De Guzman, Henrique e Insigne accomunati dallo stesso obiettivo: riprendersi un posto in Nazionale

A ognuno la sua: perché le missioni (im)possibili stanno per partire e conducono direttamente tra le stelle. Pronti, via: destinazione paradiso, che per chiunque (nel calcio) è la Nazionale, quella certificazione di immensità che trascina nell’olimpo degli dei, l’autorevolezza tout court ma anche il fascino e il prestigio racchiusi nell’investitura. Si scrivono De Guzman, Henrique, Insigne (in rigoroso ordine alfabetico) e si ritrovano tre storie eguali eppure così diverse, concentrate però intorno a ciò che rappresenta – per tutti, nessuno escluso – la cima dell’Everest del proprio mondo. La Nazionale è il sogno da condividere, quella vampata di calore che ti prende allo stomaco e si diffonde alla testa, il compimento di un percorso e la soddisfazione di poterselo dire, di raccontarlo a se stesso e poi ai figli ed ai nipotini: ce l’ho fatta.

DE GUZMAN – La Nazionale di Jonathan De Guzman è stata una favola Mondiale attraversata in Brasile, con Van Gaal ct e una macchia d’orange che s’è presa la scena subito, travolgendo la Spagna; poi modificando la propria natura, giocando persino con la difesa a tre. E De Guzman c’era, spesso e volentieri.
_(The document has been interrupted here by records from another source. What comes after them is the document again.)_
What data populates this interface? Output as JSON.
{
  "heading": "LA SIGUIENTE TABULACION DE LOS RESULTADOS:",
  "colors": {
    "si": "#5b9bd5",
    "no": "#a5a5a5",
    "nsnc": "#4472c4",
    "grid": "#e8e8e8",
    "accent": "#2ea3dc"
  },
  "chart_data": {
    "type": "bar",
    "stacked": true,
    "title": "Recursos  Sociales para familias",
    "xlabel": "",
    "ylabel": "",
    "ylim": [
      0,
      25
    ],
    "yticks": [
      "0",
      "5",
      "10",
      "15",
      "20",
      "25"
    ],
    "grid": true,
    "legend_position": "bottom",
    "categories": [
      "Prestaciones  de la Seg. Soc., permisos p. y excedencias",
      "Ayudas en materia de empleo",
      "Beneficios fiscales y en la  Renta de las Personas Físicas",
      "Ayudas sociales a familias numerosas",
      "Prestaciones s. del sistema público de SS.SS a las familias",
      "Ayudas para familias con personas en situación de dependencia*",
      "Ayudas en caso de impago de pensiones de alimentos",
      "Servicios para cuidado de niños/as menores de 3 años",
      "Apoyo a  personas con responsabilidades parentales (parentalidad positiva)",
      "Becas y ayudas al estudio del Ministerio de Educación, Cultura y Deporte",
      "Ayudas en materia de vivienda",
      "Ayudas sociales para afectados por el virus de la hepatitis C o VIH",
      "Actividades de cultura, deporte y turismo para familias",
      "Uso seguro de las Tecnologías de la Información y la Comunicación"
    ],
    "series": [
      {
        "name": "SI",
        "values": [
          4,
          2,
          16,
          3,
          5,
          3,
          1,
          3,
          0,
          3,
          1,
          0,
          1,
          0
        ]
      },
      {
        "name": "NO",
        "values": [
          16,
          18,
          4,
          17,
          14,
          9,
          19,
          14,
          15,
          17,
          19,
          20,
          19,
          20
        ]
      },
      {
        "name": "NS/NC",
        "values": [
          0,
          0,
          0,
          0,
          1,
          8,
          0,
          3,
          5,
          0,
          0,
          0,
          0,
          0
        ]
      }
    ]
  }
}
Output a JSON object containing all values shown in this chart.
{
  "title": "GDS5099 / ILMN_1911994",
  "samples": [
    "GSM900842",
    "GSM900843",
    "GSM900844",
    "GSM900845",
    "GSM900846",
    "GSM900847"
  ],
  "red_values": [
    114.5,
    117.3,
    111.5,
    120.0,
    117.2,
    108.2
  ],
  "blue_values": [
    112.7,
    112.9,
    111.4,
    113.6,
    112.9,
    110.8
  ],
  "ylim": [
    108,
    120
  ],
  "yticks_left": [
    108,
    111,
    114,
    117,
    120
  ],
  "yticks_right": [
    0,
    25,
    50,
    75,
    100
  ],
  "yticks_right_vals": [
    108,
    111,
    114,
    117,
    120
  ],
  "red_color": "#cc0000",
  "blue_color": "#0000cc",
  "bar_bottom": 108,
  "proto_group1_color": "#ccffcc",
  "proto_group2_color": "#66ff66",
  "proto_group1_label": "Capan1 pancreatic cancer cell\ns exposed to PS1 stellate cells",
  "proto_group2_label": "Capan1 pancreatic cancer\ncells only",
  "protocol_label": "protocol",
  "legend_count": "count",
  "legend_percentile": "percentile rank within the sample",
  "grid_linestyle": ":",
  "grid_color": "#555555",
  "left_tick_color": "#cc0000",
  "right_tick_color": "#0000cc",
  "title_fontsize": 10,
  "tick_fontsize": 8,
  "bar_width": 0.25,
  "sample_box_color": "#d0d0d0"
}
Poi è arrivato Hiddink, tanto di cappello, ed è stata – come spesso accade – rivoluzione, ribaltone o comunque ritocchino. Ma la corsa è ripartita da Marassi, con una zampata per prendersi la vetrina e farla osservare ad Amsterdam e dintorni: perché l’Olanda a De Guzman piace. 

HENRIQUE – Ventitreesimo, estratto proprio all’ultimo secondo dell’ultimo giorno da un Ct scaduto in fretta ed in malo modo. Il Brasile di Henrique non può finire con l’umiliazione del 7-1 con la Germania, né con la sculacciata rimediata dall’Olanda: non può essere stato tutto sintetizzato in quel bosco in cui è comparso il lupo cattivo ed ha divorato il Brasile, la sceneggiatura perfetta per un kolossal divenuto invece un tormento di massa. Però Henrique ci crede sempre, magari se ne accorge pure Dunga.

INSIGNE – E poi c’è la sfida di Lorenzino, che vorrebbe far sapere a Conte che lui sa fare qualsiasi cosa, pure l’esterno, e vabbé se il Ct lo ritiene tale, dunque non una punta, ma lui si sacrifica con Rafa come si è speso con Zeman (nel 4-3-3) e per ritrovare l’azzurro non si risparmierebbe neanche nel 3-5-2 o in quel che sarà il nuovo credo della Nazionale. La vogliono tutti, a Napoli la rivogliono in tre.